Image extraite du documentaire LONTAD
Une fois les archives nettoyées, scannées et contrôlées, l’équipe post-numérisation de LONTAD se charge de décrire les archives. Cette tâche consiste à assigner des métadonnées (titre, dates, type de document, etc.) à chaque dossier nouvellement scanné, afin notamment de les rendre facilement accessibles à tous via le catalogue AtoM. C’est ce qu’on appelle la description archivistique, ou encore la saisie des métadonnées. Pour ce faire les archivistes de LONTAD disposent de nombreux outils, tels que la norme de description internationale ISAD(G) ou encore le Répertoire Général, un instrument de recherche qui décrit déjà la plupart des archives de la Société des Nations (SdN).

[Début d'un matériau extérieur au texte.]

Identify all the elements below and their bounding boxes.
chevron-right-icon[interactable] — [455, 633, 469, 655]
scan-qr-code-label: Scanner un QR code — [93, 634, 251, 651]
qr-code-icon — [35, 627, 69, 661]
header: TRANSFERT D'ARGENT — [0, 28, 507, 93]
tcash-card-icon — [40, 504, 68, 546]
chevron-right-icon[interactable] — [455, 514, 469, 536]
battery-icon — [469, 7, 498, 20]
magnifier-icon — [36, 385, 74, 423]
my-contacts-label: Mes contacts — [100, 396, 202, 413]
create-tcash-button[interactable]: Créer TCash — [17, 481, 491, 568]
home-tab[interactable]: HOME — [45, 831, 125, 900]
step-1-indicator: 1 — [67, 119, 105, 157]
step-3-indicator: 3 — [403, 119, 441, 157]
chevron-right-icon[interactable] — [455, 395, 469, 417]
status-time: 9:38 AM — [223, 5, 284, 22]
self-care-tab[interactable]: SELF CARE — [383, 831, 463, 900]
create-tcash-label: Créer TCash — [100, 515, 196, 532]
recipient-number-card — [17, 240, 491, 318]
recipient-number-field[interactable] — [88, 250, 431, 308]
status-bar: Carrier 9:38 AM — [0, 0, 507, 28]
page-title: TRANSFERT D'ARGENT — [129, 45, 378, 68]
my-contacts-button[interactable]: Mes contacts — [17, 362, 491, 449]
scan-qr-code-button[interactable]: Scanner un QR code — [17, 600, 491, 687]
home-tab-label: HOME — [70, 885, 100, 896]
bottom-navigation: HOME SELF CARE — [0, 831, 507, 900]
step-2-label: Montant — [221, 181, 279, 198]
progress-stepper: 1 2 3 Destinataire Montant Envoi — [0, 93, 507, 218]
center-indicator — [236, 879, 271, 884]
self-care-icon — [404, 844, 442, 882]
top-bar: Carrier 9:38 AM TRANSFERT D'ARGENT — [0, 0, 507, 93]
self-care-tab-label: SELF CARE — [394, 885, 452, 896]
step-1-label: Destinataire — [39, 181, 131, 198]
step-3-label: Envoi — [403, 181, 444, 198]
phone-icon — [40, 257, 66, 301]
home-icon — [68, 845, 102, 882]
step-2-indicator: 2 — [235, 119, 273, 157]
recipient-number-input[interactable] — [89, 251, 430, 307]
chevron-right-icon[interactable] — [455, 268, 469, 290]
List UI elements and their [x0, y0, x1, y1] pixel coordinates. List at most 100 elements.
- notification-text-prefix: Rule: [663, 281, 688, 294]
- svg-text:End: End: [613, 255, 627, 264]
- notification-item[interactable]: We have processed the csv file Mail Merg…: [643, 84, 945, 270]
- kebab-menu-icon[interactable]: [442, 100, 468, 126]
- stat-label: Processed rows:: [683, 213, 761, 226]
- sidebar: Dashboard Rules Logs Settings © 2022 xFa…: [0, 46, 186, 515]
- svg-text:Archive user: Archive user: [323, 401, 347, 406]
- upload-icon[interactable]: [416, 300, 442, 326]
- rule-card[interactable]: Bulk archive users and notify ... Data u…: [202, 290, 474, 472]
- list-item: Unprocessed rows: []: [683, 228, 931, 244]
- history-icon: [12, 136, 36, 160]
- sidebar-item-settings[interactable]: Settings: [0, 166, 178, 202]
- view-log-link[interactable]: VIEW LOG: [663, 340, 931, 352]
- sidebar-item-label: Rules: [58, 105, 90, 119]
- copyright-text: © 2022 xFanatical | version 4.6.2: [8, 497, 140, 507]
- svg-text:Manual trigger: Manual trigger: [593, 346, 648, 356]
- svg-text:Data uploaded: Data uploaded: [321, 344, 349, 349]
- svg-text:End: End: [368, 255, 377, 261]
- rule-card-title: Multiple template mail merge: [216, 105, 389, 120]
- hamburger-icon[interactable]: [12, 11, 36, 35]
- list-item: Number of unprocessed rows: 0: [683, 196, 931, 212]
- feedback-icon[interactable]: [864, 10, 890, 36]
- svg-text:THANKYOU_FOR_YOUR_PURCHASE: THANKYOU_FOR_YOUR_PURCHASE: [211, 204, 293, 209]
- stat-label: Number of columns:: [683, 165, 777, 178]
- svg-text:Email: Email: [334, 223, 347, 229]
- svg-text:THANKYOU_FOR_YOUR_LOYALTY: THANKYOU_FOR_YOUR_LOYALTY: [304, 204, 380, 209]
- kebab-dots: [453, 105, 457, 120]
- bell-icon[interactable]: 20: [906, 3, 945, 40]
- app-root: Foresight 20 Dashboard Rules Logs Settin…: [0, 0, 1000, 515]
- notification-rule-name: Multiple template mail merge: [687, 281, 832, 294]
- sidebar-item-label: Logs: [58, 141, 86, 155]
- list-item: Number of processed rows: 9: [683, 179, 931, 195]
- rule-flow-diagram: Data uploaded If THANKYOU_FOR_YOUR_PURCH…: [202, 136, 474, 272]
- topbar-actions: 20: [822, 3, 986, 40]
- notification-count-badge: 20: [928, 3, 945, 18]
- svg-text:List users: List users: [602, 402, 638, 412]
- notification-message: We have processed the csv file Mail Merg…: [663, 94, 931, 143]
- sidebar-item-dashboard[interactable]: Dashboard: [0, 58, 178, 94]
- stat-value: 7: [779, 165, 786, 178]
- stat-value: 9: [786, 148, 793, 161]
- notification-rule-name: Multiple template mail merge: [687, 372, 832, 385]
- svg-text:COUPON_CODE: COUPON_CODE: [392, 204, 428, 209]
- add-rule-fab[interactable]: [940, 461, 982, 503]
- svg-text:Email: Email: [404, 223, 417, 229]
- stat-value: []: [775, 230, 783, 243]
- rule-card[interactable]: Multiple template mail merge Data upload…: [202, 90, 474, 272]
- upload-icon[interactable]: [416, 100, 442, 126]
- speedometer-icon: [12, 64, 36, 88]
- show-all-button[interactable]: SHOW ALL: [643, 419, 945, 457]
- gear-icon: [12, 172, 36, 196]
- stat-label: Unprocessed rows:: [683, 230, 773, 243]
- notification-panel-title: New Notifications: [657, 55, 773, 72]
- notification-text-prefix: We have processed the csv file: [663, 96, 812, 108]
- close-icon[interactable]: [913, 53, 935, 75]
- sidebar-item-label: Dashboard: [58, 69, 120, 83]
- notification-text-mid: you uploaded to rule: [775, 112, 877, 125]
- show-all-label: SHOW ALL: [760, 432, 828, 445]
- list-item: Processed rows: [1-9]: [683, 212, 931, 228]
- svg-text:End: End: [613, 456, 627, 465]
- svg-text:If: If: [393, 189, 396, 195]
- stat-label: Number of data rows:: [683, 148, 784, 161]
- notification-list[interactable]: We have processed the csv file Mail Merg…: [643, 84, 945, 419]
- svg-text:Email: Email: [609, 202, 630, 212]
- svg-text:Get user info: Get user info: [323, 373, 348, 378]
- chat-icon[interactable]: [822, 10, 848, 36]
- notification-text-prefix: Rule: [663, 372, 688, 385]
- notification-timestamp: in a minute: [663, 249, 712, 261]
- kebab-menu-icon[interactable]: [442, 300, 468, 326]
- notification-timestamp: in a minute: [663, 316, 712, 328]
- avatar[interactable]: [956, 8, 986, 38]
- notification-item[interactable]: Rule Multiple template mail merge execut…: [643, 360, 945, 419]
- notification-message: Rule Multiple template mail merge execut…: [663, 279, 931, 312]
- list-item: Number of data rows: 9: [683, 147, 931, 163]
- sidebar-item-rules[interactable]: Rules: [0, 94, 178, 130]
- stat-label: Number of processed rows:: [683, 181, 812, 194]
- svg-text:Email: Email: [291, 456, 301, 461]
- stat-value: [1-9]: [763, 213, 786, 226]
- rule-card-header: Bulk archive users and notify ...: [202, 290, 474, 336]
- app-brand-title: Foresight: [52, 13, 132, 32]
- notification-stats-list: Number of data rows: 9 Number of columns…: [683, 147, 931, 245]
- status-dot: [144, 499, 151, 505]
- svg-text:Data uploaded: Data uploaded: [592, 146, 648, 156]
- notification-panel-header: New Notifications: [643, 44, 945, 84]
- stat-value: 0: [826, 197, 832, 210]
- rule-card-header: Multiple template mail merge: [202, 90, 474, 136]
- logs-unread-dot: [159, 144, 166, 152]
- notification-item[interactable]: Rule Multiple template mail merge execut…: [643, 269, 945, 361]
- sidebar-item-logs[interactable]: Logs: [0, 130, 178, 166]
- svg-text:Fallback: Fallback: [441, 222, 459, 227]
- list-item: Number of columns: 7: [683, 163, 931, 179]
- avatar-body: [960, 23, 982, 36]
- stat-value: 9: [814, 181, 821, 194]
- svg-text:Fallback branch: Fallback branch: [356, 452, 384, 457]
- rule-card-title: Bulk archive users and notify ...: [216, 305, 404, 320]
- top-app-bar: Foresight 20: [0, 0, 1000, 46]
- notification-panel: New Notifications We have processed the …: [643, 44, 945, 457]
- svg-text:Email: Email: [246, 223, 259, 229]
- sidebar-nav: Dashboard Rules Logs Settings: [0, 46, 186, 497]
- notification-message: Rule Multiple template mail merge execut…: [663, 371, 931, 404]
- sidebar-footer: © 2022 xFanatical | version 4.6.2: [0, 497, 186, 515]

Différents types d’archives : Registry et Section Files
Les archives de la SdN se divisent essentiellement en deux catégories : les archives du Registry d’une part et les Section Files d’autre part. La première rassemble les dossiers constitués par le Service d’enregistrement (« Registry ») de toute la correspondance interne et externe du Secrétariat. Ces documents sont généralement rassemblés dans des chemises papiers au format spécifique, dont la couverture contient la plupart des informations cruciales pour la saisie des métadonnées : numéro d’identification (Reference Code), titre, dates, etc. Certaines de ces informations, notamment les titres, sont généralement manuscrites, ce qui oblige parfois les archivistes à faire un délicat travail de déchiffrage ! Toutefois, une fois cet obstacle levé, la description de ces dossiers s’avère donc relativement aisée.
Les Section Files rassemblent… tout le reste ! C’est-à-dire l’ensemble des archives n’ayant pas été traitées par le service du Registry. Il s’agit typiquement, mais pas uniquement, d’archives collectées suite au déménagement d’un bureau ou lors du départ d’un représentant de la SdN dont les archives personnelles ont une valeur remarquable (chef de Section, délégué, etc.). Les Section Files rassemblent également les documents de travail de certaines sections de la SdN, tels que ceux collectés en vue de la publication de rapports ou de tout autre document officiel. A l’inverse des Registry files, la description de ces dossiers s’avère parfois délicate, notamment de par la densité (jusqu’à 2'000 pages pour certains dossiers de la Section Santé !) et de par la variété des documents rassemblés. La description de ces documents nécessite donc un travail de synthèse et d’analyse chronophage pour les archivistes de LONTAD. Heureusement, ces derniers disposent de nombreux outils pour les aider dans leur travail.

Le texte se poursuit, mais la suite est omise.